I think that almost everyone would agree that causing extreme physical pain through causing extreme physical injury is torture. You know... for instance using red-hot pieces of metal to cause burns... Amputation of fingers, toes, etc...

What about techniques that extreme physical pain while doing only slight, if any, physical injury?

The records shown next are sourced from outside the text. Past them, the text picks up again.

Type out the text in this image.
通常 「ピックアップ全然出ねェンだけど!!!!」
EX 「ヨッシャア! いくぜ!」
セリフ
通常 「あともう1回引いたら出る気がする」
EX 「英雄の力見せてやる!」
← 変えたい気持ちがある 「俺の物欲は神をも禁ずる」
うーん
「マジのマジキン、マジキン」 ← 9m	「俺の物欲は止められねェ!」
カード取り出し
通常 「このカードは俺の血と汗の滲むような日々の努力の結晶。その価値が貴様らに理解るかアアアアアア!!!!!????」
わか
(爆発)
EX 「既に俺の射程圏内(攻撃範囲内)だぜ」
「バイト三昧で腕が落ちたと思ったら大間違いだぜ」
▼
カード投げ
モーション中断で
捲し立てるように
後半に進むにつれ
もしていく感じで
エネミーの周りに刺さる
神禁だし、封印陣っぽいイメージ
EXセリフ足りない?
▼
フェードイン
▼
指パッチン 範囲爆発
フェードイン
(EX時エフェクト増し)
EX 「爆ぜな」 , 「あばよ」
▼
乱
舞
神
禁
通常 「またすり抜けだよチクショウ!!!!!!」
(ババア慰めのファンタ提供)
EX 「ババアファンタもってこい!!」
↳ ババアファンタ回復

The dictionary definition of torture also includes, in addition to physical pain, causing mental 'anguish' as well... Things like a sensory deprivation tank... waterboarding (mentioned a lot in the thread)... heck, even solitary confinement could be considered torture under the dictionary definition... Heh, even a favorite police technique, that of 'letting them sweat it out a while alone in the interrogation room' is in jeopardy under the dictionary definition. It is, after all, done for the EXPRESS purpose of causing the suspect some mental anguish, as is the classic line your mothers tell you after they catch you misbehaving: "Go to your room, and wait until your father gets home".

Where do we draw the line? What is acceptable and what isn't? Remember, torture isn't always used as an interrogation technique, but also as a punishment. I am sure that many of us would regard the public whipping with a cane that kid in Singapore got a number of years ago for vandalizing that automobile as 'torture'. If one takes the dictionary definition at face value, even confinement in prison would not be allowed, as the confinement would lead to at least a certain level of mental anguish. What is acceptable, and what isn't?

As to that 'bomb in a city of 2 million people' scenario discussed previously in this thread...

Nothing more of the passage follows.